NOT SO HOT ACTUAL SPROTS TAKE: The NHL replay reviews are horrible


When the NHL allowed coaches to challenge plays where the referee might have missed goaltender interference or a player might have been off-sides, it seemed like a good idea at the time.

After all, you want to make sure you get calls correct, especially if it’s a majorly blown or missed call and might affect the outcome of a game with serious implications.

Since adding the coach’s challenges for the start of the 2015-16 season, it has not gone the way fans, players, or even coaches have thought it would.

It went from a well-meaning idea that, again, would miss the big gaffes and correct obvious mistakes, to going over razor-thin plays with a magnifying glass, looking for some sort of evidence that the play in question should either be reverse or stand as called on the ice. Even when they do all that, they don’t fully explain how they reached their decision, often leaving us watching at home or in the arena wondering how they could possibly overturn the call, or how on earth the let it stand.

Last night in Game 1 of the Stanley Cup Final between the Pittsburgh Penguins and the Nashville Predators, the visiting Predators appeared to score the game’s first goal after dominating the opening minutes of play. They made what appeared to be a clean entry, forechecked hard, even forcing a Pittsburgh turnover, and set up P.K. Subban for a wonderful wrist-shot goal.

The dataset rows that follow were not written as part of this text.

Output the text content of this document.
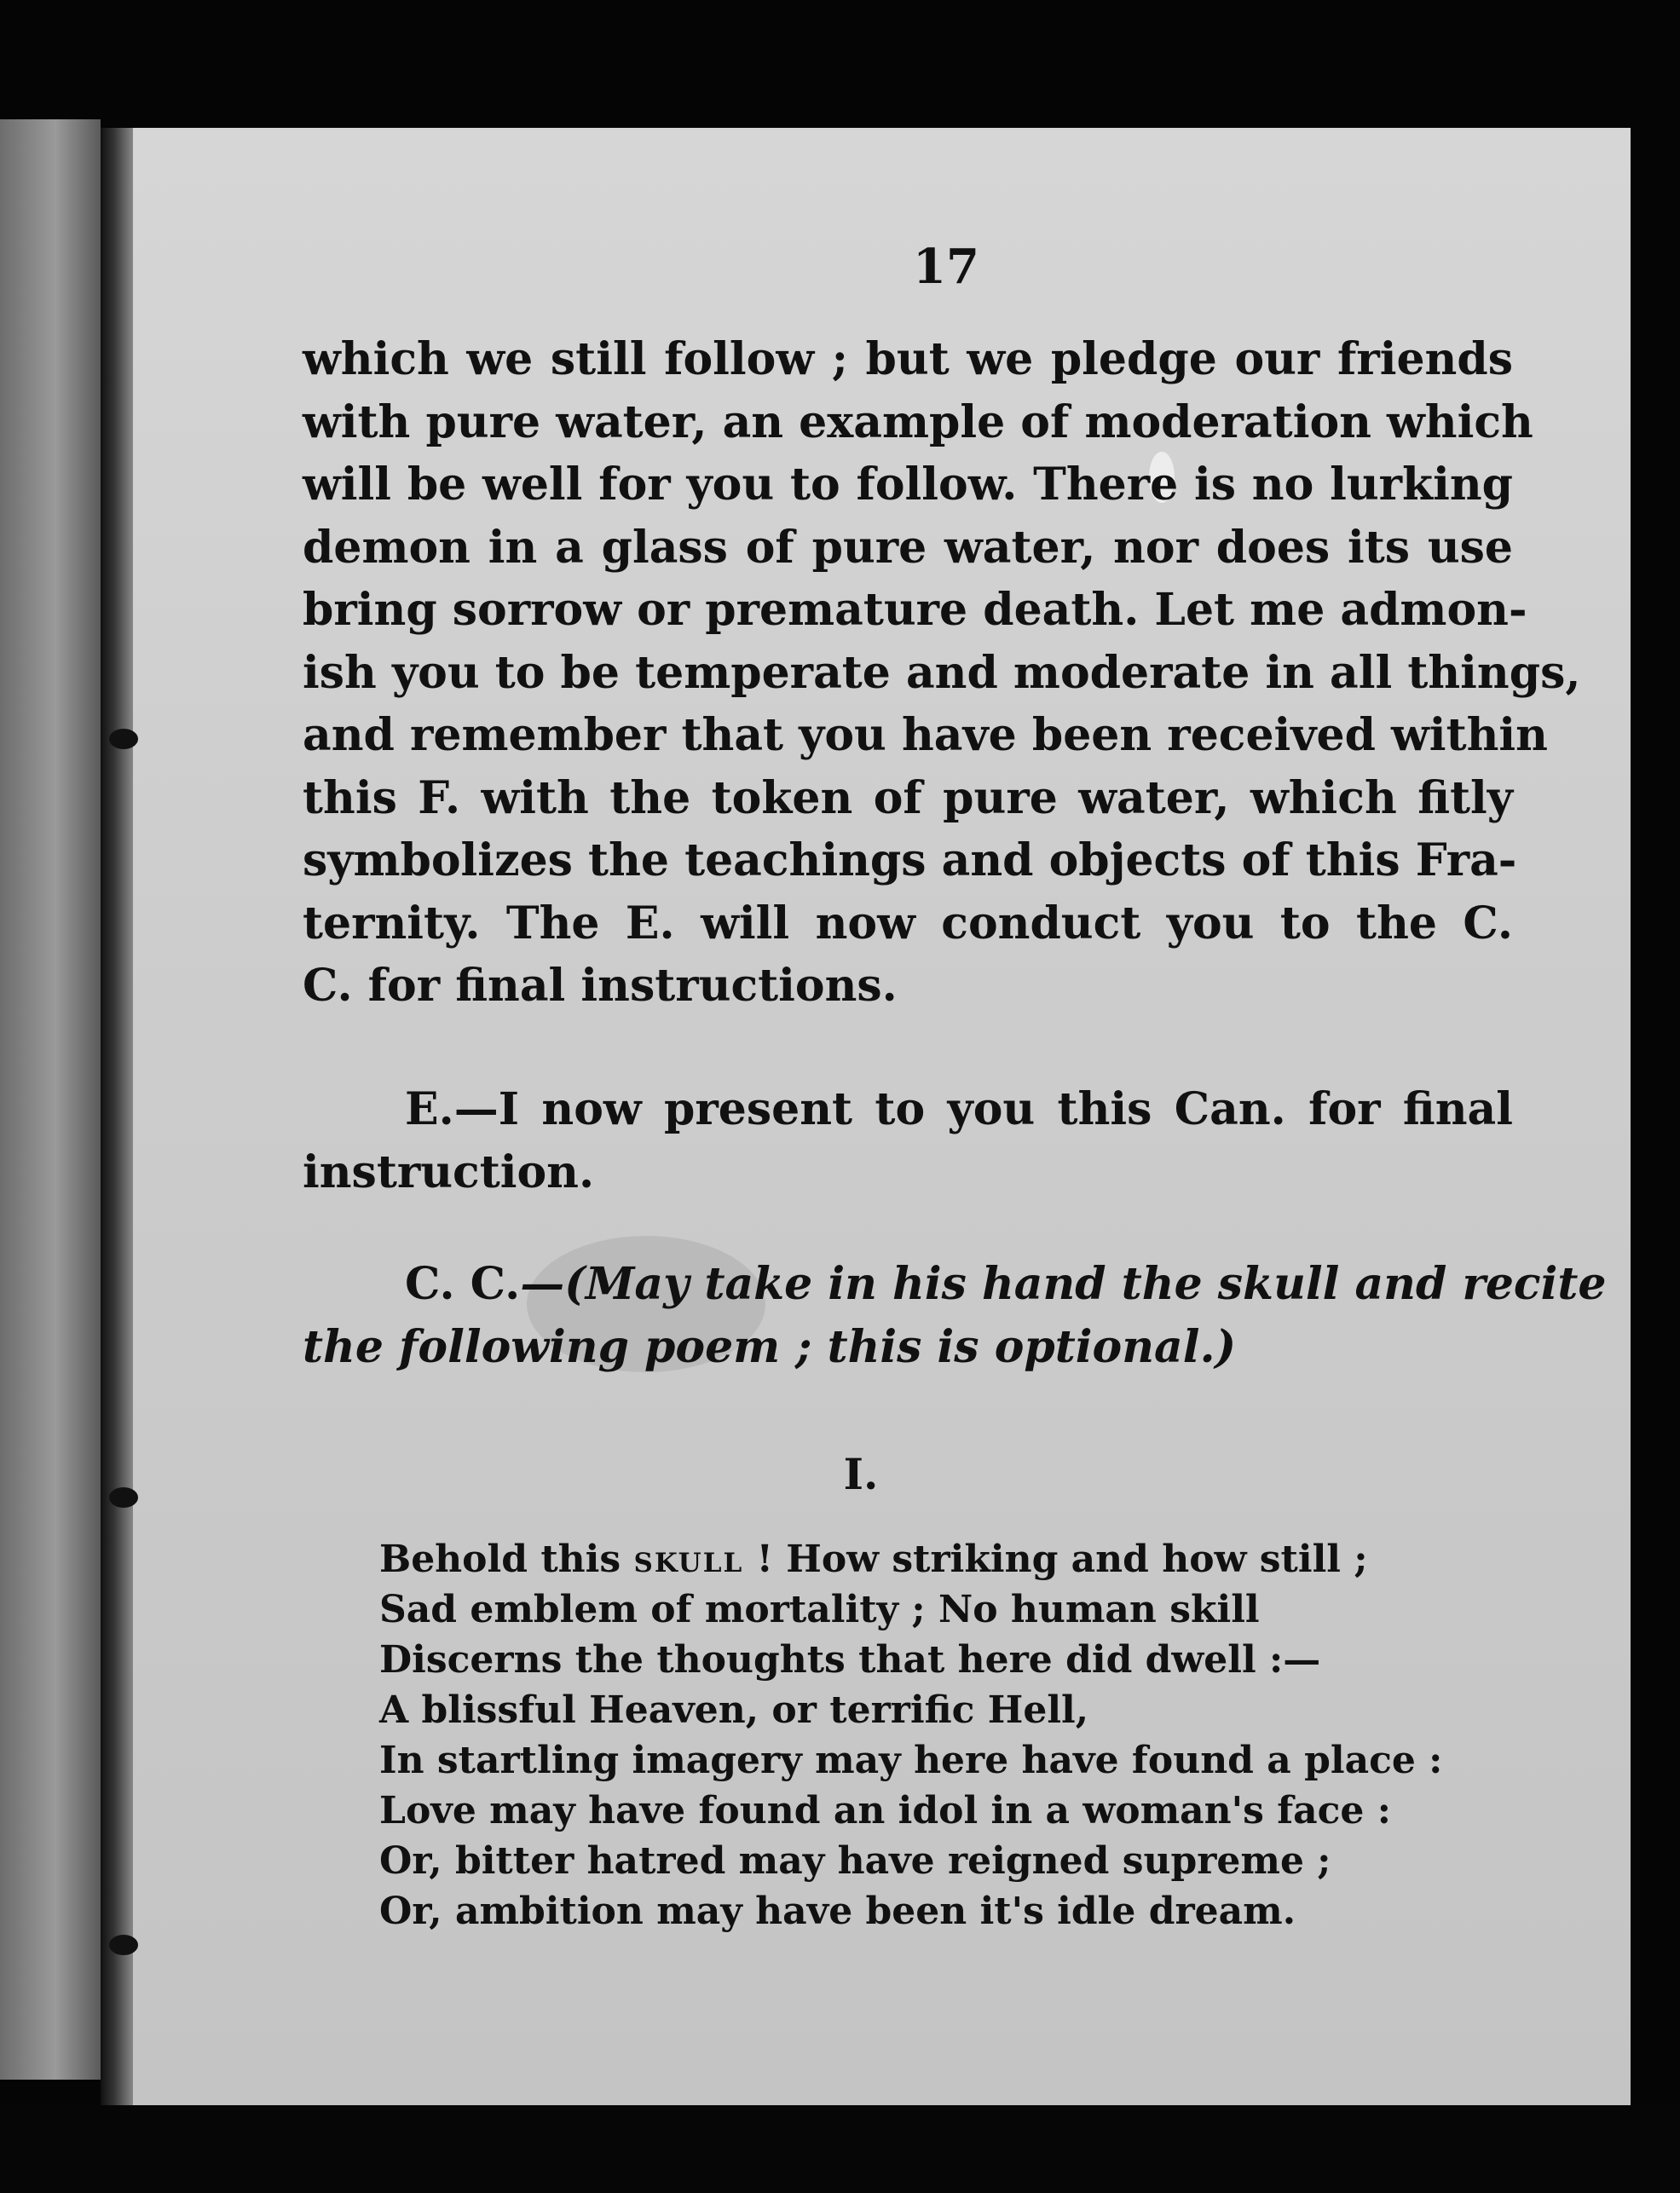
17
which we still follow ; but we pledge our friends
with pure water, an example of moderation which
will be well for you to follow. There is no lurking
demon in a glass of pure water, nor does its use
bring sorrow or premature death. Let me admon-
ish you to be temperate and moderate in all things,
and remember that you have been received within
this F. with the token of pure water, which fitly
symbolizes the teachings and objects of this Fra-
ternity. The E. will now conduct you to the C.
C. for final instructions.
E.—I now present to you this Can. for final
instruction.
C. C.—(May take in his hand the skull and recite
the following poem ; this is optional.)
I.
Behold this skull ! How striking and how still ;
Sad emblem of mortality ; No human skill
Discerns the thoughts that here did dwell :—
A blissful Heaven, or terrific Hell,
In startling imagery may here have found a place :
Love may have found an idol in a woman's face :
Or, bitter hatred may have reigned supreme ;
Or, ambition may have been it's idle dream.
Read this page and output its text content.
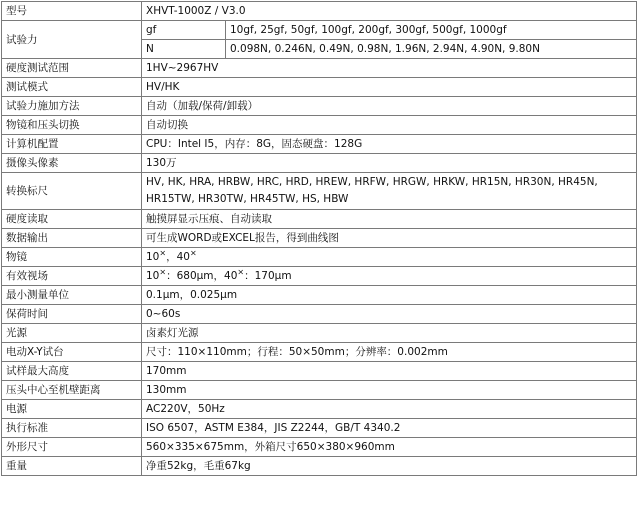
型号	XHVT-1000Z / V3.0	
试验力	gf	10gf, 25gf, 50gf, 100gf, 200gf, 300gf, 500gf, 1000gf
	N	0.098N, 0.246N, 0.49N, 0.98N, 1.96N, 2.94N, 4.90N, 9.80N
硬度测试范围	1HV~2967HV	
测试模式	HV/HK	
试验力施加方法	自动（加载/保荷/卸载）	
物镜和压头切换	自动切换	
计算机配置	CPU：Intel I5，内存：8G，固态硬盘：128G	
摄像头像素	130万	
转换标尺	HV, HK, HRA, HRBW, HRC, HRD, HREW, HRFW, HRGW, HRKW, HR15N, HR30N, HR45N, HR15TW, HR30TW, HR45TW, HS, HBW	
硬度读取	触摸屏显示压痕、自动读取	
数据输出	可生成WORD或EXCEL报告，得到曲线图	
物镜	10×，40×
有效视场	10×：680μm，40×：170μm	
最小测量单位	0.1μm，0.025μm	
保荷时间	0~60s	
光源	卤素灯光源	
电动X-Y试台	尺寸：110×110mm；行程：50×50mm；分辨率：0.002mm	
试样最大高度	170mm	
压头中心至机壁距离	130mm	
电源	AC220V，50Hz	
执行标准	ISO 6507，ASTM E384，JIS Z2244，GB/T 4340.2	
外形尺寸	560×335×675mm，外箱尺寸650×380×960mm	
重量	净重52kg，毛重67kg	
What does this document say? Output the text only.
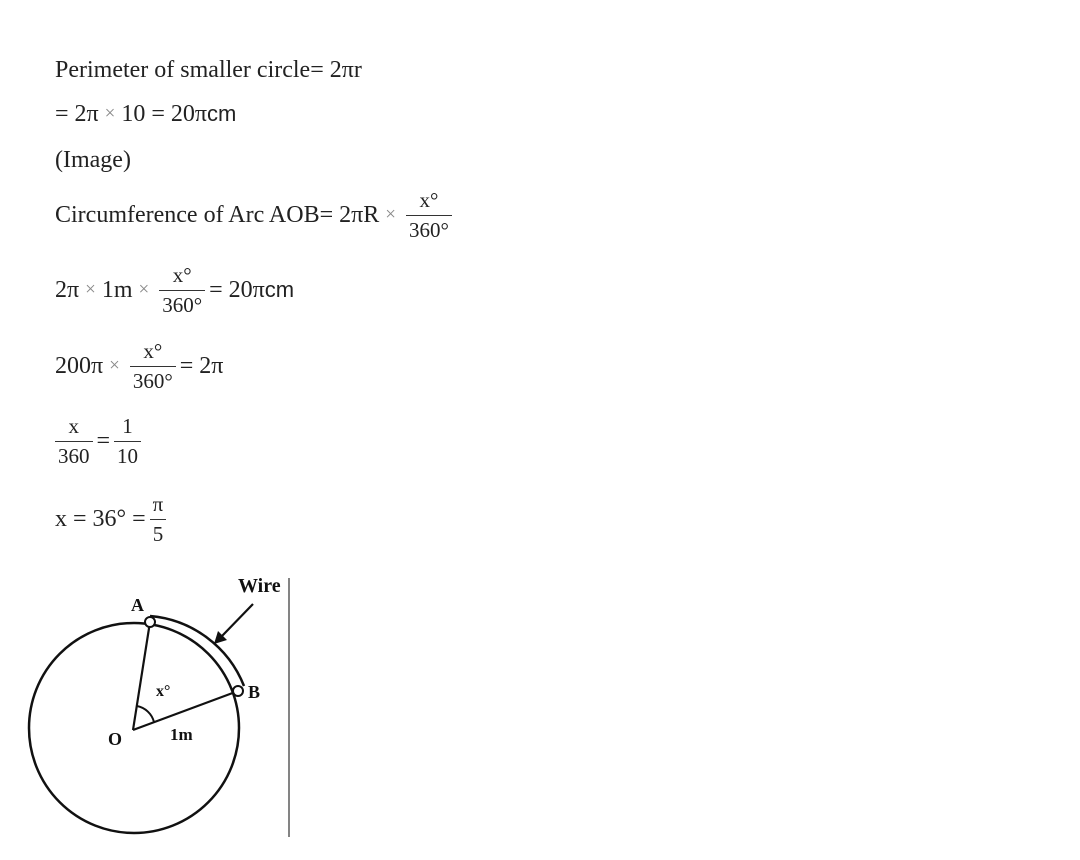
Perimeter of smaller circle= 2πr
= 2π × 10 = 20π cm
(Image)
Circumference of Arc $AOB= 2\pi R \times \frac{x^\circ}{360^\circ}$
$2\pi \times 1m \times \frac{x^\circ}{360^\circ} = 20\pi$ cm
$200\pi \times \frac{x^\circ}{360^\circ} = 2\pi$
$\frac{x}{360} = \frac{1}{10}$
$x = 36^\circ = \frac{\pi}{5}$
Wire
A
B
O
x°
1m
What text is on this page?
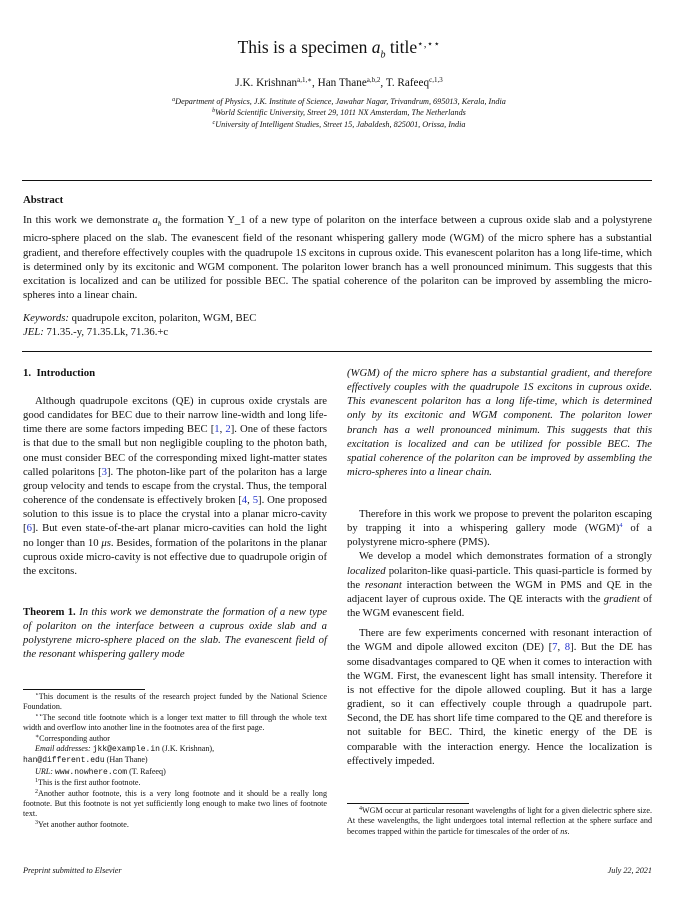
This is a specimen $a_b$ title⋆,⋆⋆
J.K. Krishnan$^{a,1,∗}$, Han Thane$^{a,b,2}$, T. Rafeeq$^{c,1,3}$
$^a$Department of Physics, J.K. Institute of Science, Jawahar Nagar, Trivandrum, 695013, Kerala, India
$^b$World Scientific University, Street 29, 1011 NX Amsterdam, The Netherlands
$^c$University of Intelligent Studies, Street 15, Jabaldesh, 825001, Orissa, India
Abstract
In this work we demonstrate $a_b$ the formation Y_1 of a new type of polariton on the interface between a cuprous oxide slab and a polystyrene micro-sphere placed on the slab. The evanescent field of the resonant whispering gallery mode (WGM) of the micro sphere has a substantial gradient, and therefore effectively couples with the quadrupole 1S excitons in cuprous oxide. This evanescent polariton has a long life-time, which is determined only by its excitonic and WGM component. The polariton lower branch has a well pronounced minimum. This suggests that this excitation is localized and can be utilized for possible BEC. The spatial coherence of the polariton can be improved by assembling the micro-spheres into a linear chain.
Keywords: quadrupole exciton, polariton, WGM, BEC
JEL: 71.35.-y, 71.35.Lk, 71.36.+c
1. Introduction

Although quadrupole excitons (QE) in cuprous oxide crystals are good candidates for BEC due to their narrow line-width and long life-time there are some factors impeding BEC [1, 2]. One of these factors is that due to the small but non negligible coupling to the photon bath, one must consider BEC of the corresponding mixed light-matter states called polaritons [3]. The photon-like part of the polariton has a large group velocity and tends to escape from the crystal. Thus, the temporal coherence of the condensate is effectively broken [4, 5]. One proposed solution to this issue is to place the crystal into a planar micro-cavity [6]. But even state-of-the-art planar micro-cavities can hold the light no longer than 10 μs. Besides, formation of the polaritons in the planar cuprous oxide micro-cavity is not effective due to quadrupole origin of the excitons.

Theorem 1. In this work we demonstrate the formation of a new type of polariton on the interface between a cuprous oxide slab and a polystyrene micro-sphere placed on the slab. The evanescent field of the resonant whispering gallery mode

⋆This document is the results of the research project funded by the National Science Foundation.

⋆⋆The second title footnote which is a longer text matter to fill through the whole text width and overflow into another line in the footnotes area of the first page.

∗Corresponding author

Email addresses: jkk@example.in (J.K. Krishnan),
han@different.edu (Han Thane)

URL: www.nowhere.com (T. Rafeeq)

$^1$This is the first author footnote.

$^2$Another author footnote, this is a very long footnote and it should be a really long footnote. But this footnote is not yet sufficiently long enough to make two lines of footnote text.

$^3$Yet another author footnote.

(WGM) of the micro sphere has a substantial gradient, and therefore effectively couples with the quadrupole 1S excitons in cuprous oxide. This evanescent polariton has a long life-time, which is determined only by its excitonic and WGM component. The polariton lower branch has a well pronounced minimum. This suggests that this excitation is localized and can be utilized for possible BEC. The spatial coherence of the polariton can be improved by assembling the micro-spheres into a linear chain.

Therefore in this work we propose to prevent the polariton escaping by trapping it into a whispering gallery mode (WGM)$^4$ of a polystyrene micro-sphere (PMS).

We develop a model which demonstrates formation of a strongly localized polariton-like quasi-particle. This quasi-particle is formed by the resonant interaction between the WGM in PMS and QE in the adjacent layer of cuprous oxide. The QE interacts with the gradient of the WGM evanescent field.

There are few experiments concerned with resonant interaction of the WGM and dipole allowed exciton (DE) [7, 8]. But the DE has some disadvantages compared to QE when it comes to interaction with the WGM. First, the evanescent light has small intensity. Therefore it is not effective for the dipole allowed coupling. But it has a large gradient, so it can effectively couple through a quadrupole part. Second, the DE has short life time compared to the QE and therefore is not suitable for BEC. Third, the kinetic energy of the DE is comparable with the interaction energy. Hence the localization is effectively impeded.

$^4$WGM occur at particular resonant wavelengths of light for a given dielectric sphere size. At these wavelengths, the light undergoes total internal reflection at the sphere surface and becomes trapped within the particle for timescales of the order of ns.

Preprint submitted to Elsevier	July 22, 2021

And then Pittsburgh challenged.

And the goal came off the board, and with it went all of Nashville’s momentum they had built up. 10 minutes of game time later, the Penguins led 3-0 heading to the first intermission.

Everyone, with the exception of Penguins fans who were thrilled by the call, was livid at the call, that, despite not having indisputable evidence that they call should be overturned, that it was overturned and took a goal off the board.

The problem isn’t so much the call, (if you want my honest opinion, I think the back skate was up off the ice, technically making him off-sides) it’s that coaches are challenging any sort of close play at the blue line like this, because why the hell not, it might work and you saved your team a goal.

It’s very similar to what happened in MLB when they allowed coaches to challenge plays. Guys would slide safely into a base, then as they popped up from the slight might unintentionally take their hand/foot/body off the bag and the player who applied the tag, keeps applying it and gets a cheap out despite the runner clearly being safe.

Again, this is not an egregious error where a guy slides past the bag by two feet and is tagged out, or that the Nashville player was off-sides by a foot and a ref two feet away missed it. It’s a play that at real-time speed, minus super slow-motion replay, everyone would agree is legal and that the goal should have counted.

The other factor in all this is that the NHL and fans constantly complains about goal scoring being down…and then they put in a rule like this that literally takes goals away, when again, at real speed nobody would ever know that the guy’s skate might have been half an inch off the ice. That’s crap.

Even worse and more confusing than the off-sides challenges are the coach’s challenges for goalie interference, which seem like a skit on Whose Line is it Anyway, where the rules are made up and past precedent doesn’t matter.

Check out this clip from a game earlier this postseason:

The first thing you’ll notice is that even the studio people, who have spent their whole lives covering or playing hockey, have no idea what constitutes goalie interference and even admit as much.

If people who spend every waking hour around the game don’t know how the hell a rule should be called, then how are fans supposed to know?

Again, like the off-sides play, it just feels like a random call and varies based on which referee is in charge that night. If there is ever a crowd in front of your net and the puck goes in, there is no sense in not challenging the play just in case.

Throw in that these reviews are slow, boring, and provide little answer after reaching a conclusion, and it absolutely takes a ton away from the game. Hockey is the fastest game on the planet…and then all of a sudden the game stops for five minutes while the refs look at a 7-inch screen on a tablet to try to decide what might be a critical moment in the game.

To be completely honest, I’m not sure how you improve on either. Yes, technically a player might be off-sides when his skate is half and inch in the air, but that’s not what the rule and purpose of challenges was when it was put it, but that’s what it feels like it has become. And the same goes for the interference challenges.

One argument I heard that makes sense, at least on off-sides, if the opposing team gains control of the puck, it negates your ability to challenge the play. Look at the clip of Pittsburgh and Nashville again, go to the 17 second mark. Pittsburgh clearly has the puck and a chance to get it out of their zone, they fail and the puck goes in. That’s not an off-sides call’s fault, that’s the players being unable to get a puck out of the zone. And they were bailed out on a lousy technicality.

Or say, if the play goes 10 seconds past the initial incident, then you can’t challenge, again, if you can’t make a play in that time, then it was not the off-sides that led to the goal.

It made sense when they put this rule in place, to try to help rectify big mistakes and stop cherry-pickers from goal-hanging. Instead, roughly once a night the league turns into a game of synchronized line crossing like soccer and its off-sides.

That’s not fun to watch, and it’s definitely not good for the NHL.